Tileiras - MLIR-Based Optimizing Assembler

Tileiras is NVIDIA's CUDA TileIR optimizing assembler, shipped with CUDA 13.1 as a separate compiler binary. It consumes serialized MLIR bytecode for a tile program, lowers that program through NVIDIA tile dialects and NVPTX code generation, invokes the assembler toolchain, and writes a host relocatable object containing the compiled GPU payload.

The useful way to think about tileiras is not as a C++ compiler and not as a replacement for cudafe++. Tileiras starts after a frontend has already described the GPU work in MLIR. Its job is to make that tile-level program executable on Blackwell-family GPUs.

This wiki is written for two practical readers:

If you use or integrate tileiras, the driver, option, bytecode, and subprocess pages explain what inputs the tool accepts, which target modes are valid, which external tools must be available, and how failures should be interpreted.
If you are reimplementing compatible tooling, the subsystem pages describe observable contracts: bytecode structure, dialect schemas, pass ordering, scheduler invariants, lowering decisions, diagnostics, and pseudocode-level algorithms.

If you arrive with a specific question rather than wanting a topic tour, jump to Frequently Asked Questions, which maps common scenarios to a starting page.

At a Glance

Item	Value
Program role	MLIR bytecode to host ELF relocatable with embedded GPU code
CUDA release	13.1, toolkit build `V13.1.80`
LLVM lineage	Internal LLVM main-branch snapshot identifying as `LLVM21.0.0git`
Default GPU target	`sm_100`
Accepted driver targets	`sm_100`, `sm_103`, `sm_110`, `sm_120`, `sm_121`
Default output	`elf.o`
Main input language	Binary MLIR bytecode carrying `cuda_tile` programs
Main output path	Tile dialects -> NVVM/LLVM -> NVPTX -> `ptxas` -> host object

What Tileiras Does

Tileiras is an optimizing assembler in the MLIR sense.
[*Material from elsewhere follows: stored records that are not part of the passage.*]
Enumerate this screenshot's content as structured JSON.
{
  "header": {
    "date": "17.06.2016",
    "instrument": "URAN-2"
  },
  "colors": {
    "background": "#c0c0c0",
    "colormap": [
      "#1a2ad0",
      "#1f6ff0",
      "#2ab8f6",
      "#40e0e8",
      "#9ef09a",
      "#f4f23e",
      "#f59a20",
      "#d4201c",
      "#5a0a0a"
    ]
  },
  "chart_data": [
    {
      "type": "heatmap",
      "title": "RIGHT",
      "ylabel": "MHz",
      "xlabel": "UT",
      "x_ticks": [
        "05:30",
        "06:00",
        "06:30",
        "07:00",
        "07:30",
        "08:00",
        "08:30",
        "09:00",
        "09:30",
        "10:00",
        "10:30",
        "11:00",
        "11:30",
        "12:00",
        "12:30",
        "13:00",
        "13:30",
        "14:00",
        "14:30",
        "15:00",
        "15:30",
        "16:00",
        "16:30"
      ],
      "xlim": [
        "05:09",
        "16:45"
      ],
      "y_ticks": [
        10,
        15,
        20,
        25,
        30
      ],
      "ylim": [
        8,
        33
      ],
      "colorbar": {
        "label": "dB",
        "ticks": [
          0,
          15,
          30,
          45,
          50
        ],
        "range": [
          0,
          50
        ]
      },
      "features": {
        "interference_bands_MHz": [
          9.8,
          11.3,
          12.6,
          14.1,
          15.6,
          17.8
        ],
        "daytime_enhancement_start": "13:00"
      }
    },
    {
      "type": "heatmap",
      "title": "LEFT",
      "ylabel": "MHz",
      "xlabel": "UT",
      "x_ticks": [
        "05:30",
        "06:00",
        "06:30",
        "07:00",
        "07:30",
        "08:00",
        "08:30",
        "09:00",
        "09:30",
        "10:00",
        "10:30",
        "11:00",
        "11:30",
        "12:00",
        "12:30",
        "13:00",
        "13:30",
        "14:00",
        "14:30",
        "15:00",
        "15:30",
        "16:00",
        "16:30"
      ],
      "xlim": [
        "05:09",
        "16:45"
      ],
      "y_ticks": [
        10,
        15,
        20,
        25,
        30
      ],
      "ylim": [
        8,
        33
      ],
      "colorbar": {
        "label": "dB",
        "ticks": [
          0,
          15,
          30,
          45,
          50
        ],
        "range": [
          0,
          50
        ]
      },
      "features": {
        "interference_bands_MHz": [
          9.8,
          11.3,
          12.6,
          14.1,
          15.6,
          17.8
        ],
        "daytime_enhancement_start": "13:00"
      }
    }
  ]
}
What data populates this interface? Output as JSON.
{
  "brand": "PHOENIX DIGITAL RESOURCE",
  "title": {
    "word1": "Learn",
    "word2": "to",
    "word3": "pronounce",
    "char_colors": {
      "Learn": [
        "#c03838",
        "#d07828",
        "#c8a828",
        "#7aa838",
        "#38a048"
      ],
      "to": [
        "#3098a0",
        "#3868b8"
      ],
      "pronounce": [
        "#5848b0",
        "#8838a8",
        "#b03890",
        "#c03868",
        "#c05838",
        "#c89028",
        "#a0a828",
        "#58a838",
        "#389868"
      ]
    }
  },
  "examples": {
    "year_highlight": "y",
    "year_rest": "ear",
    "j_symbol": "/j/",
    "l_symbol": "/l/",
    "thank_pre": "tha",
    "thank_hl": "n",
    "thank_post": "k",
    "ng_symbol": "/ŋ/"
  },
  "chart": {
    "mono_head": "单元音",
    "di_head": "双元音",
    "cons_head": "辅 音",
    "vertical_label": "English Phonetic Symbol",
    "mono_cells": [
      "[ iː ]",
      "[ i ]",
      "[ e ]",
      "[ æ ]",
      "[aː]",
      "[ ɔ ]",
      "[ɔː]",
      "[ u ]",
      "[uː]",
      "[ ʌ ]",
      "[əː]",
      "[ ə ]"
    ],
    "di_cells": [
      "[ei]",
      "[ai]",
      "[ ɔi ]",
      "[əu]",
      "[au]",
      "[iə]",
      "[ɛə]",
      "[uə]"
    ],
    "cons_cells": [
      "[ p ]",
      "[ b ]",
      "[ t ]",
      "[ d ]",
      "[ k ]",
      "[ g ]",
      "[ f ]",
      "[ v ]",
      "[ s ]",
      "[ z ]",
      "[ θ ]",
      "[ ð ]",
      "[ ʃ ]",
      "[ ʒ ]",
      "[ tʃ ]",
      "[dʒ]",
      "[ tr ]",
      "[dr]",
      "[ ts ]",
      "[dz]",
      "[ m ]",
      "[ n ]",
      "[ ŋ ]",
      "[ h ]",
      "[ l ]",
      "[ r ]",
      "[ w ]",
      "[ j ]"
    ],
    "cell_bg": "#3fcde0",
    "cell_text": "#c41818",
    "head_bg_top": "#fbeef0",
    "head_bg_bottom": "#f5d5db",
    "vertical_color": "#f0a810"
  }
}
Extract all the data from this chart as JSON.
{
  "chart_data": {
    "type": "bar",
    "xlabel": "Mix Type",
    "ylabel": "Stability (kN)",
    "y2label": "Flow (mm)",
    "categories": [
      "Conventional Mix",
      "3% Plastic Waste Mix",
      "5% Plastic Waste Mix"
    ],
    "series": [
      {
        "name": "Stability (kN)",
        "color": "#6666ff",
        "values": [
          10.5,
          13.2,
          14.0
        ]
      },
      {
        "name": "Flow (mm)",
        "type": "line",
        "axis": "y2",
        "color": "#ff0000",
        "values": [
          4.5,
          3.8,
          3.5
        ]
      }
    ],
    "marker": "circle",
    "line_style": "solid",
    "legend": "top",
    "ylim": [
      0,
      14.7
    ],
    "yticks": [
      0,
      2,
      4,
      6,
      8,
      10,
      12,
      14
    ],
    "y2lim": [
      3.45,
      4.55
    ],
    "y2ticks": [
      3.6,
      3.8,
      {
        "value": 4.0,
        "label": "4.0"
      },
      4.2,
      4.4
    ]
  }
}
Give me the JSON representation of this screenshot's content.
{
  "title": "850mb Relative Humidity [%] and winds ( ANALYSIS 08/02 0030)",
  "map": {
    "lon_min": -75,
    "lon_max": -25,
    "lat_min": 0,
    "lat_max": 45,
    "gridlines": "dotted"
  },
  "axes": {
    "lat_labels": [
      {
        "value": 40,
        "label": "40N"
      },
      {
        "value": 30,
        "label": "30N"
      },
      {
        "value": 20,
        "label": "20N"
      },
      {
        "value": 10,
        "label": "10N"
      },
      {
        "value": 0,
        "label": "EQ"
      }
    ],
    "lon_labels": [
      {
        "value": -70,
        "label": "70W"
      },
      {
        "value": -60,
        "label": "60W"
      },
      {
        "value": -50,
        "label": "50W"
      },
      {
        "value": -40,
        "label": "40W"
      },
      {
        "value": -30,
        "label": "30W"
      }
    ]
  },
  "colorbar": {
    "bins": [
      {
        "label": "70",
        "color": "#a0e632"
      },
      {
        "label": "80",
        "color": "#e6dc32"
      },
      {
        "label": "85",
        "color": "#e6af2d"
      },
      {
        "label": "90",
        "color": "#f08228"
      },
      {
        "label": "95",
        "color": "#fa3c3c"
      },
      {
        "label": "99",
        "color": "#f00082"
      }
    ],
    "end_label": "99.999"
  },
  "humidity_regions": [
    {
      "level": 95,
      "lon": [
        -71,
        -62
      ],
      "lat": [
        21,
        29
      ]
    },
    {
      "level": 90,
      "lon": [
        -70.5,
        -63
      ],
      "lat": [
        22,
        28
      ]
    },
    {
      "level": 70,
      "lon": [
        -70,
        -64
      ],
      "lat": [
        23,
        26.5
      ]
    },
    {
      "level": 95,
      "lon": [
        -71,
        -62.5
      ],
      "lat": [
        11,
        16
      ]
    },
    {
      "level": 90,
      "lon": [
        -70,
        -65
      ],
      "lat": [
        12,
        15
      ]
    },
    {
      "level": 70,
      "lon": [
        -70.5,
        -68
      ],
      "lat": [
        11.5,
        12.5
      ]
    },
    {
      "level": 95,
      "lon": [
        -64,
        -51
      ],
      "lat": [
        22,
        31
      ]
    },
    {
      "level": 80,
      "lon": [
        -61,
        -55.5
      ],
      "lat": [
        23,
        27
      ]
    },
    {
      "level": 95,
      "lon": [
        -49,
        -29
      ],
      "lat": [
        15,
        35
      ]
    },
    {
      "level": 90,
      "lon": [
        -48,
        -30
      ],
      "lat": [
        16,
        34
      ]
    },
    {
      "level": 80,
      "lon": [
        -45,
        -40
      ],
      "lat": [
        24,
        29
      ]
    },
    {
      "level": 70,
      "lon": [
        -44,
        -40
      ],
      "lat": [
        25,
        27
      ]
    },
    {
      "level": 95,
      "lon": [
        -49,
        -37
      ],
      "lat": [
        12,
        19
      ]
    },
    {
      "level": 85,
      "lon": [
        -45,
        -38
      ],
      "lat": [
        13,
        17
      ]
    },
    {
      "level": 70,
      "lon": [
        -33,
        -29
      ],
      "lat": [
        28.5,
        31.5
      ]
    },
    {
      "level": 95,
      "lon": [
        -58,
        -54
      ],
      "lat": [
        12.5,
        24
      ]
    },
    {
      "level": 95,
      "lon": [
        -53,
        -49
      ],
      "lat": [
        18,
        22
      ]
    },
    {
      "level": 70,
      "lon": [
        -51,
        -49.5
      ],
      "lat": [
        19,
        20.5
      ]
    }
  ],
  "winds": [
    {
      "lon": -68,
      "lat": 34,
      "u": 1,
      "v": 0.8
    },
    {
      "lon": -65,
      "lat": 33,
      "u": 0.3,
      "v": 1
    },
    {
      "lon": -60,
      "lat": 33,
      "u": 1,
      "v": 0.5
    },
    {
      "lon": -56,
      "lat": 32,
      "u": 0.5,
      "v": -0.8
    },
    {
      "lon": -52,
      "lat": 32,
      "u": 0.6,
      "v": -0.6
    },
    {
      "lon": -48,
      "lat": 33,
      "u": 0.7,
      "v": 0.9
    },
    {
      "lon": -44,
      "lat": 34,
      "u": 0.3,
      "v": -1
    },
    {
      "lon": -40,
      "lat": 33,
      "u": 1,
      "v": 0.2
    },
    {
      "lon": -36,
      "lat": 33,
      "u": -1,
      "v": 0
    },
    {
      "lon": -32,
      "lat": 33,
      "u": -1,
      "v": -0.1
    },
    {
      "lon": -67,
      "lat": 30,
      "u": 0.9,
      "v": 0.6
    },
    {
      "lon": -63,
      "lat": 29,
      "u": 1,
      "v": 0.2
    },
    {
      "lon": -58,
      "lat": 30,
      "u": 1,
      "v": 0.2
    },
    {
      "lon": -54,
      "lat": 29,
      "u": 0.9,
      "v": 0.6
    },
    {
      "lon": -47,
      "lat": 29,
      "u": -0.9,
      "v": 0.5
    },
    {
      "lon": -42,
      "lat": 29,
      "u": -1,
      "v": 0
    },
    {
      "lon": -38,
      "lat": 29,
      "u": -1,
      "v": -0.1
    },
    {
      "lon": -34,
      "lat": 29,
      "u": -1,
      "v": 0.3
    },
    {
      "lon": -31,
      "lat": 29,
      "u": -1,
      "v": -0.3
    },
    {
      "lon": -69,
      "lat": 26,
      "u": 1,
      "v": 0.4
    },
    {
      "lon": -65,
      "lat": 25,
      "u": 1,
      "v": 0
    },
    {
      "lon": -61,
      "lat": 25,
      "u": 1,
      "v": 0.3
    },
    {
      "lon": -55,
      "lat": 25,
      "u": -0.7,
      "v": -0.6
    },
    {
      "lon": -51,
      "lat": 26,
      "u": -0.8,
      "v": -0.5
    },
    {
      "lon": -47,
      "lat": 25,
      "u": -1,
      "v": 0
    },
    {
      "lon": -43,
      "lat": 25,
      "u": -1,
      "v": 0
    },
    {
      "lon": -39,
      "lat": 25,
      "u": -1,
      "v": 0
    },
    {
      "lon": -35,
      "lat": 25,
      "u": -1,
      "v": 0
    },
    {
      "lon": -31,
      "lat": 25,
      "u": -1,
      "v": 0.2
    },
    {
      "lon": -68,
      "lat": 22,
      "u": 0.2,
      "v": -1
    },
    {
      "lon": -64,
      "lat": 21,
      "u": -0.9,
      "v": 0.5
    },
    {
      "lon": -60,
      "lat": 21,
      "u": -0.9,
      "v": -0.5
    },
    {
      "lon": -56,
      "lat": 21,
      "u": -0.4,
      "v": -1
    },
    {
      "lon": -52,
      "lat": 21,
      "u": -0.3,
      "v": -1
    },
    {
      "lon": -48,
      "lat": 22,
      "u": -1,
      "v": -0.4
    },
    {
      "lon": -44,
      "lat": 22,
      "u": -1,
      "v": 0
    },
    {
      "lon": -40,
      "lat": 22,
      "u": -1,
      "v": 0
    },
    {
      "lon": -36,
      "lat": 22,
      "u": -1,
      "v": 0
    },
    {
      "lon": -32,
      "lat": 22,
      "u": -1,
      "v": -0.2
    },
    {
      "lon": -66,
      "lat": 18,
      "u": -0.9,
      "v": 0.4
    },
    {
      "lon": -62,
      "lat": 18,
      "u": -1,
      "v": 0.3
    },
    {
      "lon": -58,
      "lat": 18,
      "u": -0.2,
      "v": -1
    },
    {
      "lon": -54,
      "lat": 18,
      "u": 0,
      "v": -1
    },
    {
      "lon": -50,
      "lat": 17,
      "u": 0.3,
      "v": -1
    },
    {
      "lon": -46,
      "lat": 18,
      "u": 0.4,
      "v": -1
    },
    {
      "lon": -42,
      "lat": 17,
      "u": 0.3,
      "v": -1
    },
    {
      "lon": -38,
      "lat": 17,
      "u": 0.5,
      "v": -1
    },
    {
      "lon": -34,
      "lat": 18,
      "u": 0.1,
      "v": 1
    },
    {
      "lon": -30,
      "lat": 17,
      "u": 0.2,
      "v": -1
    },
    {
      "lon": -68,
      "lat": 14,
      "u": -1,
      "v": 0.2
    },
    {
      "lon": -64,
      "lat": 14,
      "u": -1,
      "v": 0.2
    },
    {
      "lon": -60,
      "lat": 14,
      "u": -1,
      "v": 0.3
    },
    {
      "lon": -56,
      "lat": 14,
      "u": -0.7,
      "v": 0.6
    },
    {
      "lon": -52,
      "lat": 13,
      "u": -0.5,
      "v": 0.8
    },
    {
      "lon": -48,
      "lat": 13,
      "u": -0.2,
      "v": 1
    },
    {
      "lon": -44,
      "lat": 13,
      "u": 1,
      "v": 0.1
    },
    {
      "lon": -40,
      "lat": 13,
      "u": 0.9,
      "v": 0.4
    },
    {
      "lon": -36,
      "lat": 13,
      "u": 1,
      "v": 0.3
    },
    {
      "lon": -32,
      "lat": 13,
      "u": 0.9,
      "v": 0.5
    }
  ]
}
It accepts an already-formed module, validates that the module uses the dialect versions it understands, runs a target-specific lowering pipeline, schedules and legalizes tile operations, emits PTX through the NVPTX backend, and delegates final machine-code assembly to ptxas.

The input is not CUDA C++, and tileiras does not perform preprocessing, C++ parsing, EDG lowering, template instantiation, or host-stub generation. Those responsibilities belong to other CUDA tools. Tileiras is the compiler for a lower-level tile IR surface.

The broad flow is:

tileiras bytecode
    -> parse builtin.module
    -> load cuda_tile, nv_tileaa, nv_tileas, cute, cute_nvgpu, cutlass
    -> lower tile program toward LLVM and NVVM
    -> run TileAS scheduling, layout, TMA, pipeline, and cluster passes
    -> run NVPTX code generation
    -> run ptxas
    -> optionally run nvdisasm -c for annotated disassembly payloads
    -> emit host ELF relocatable

Public Contract

For integration work, treat tileiras as a narrow bytecode-to-object compiler.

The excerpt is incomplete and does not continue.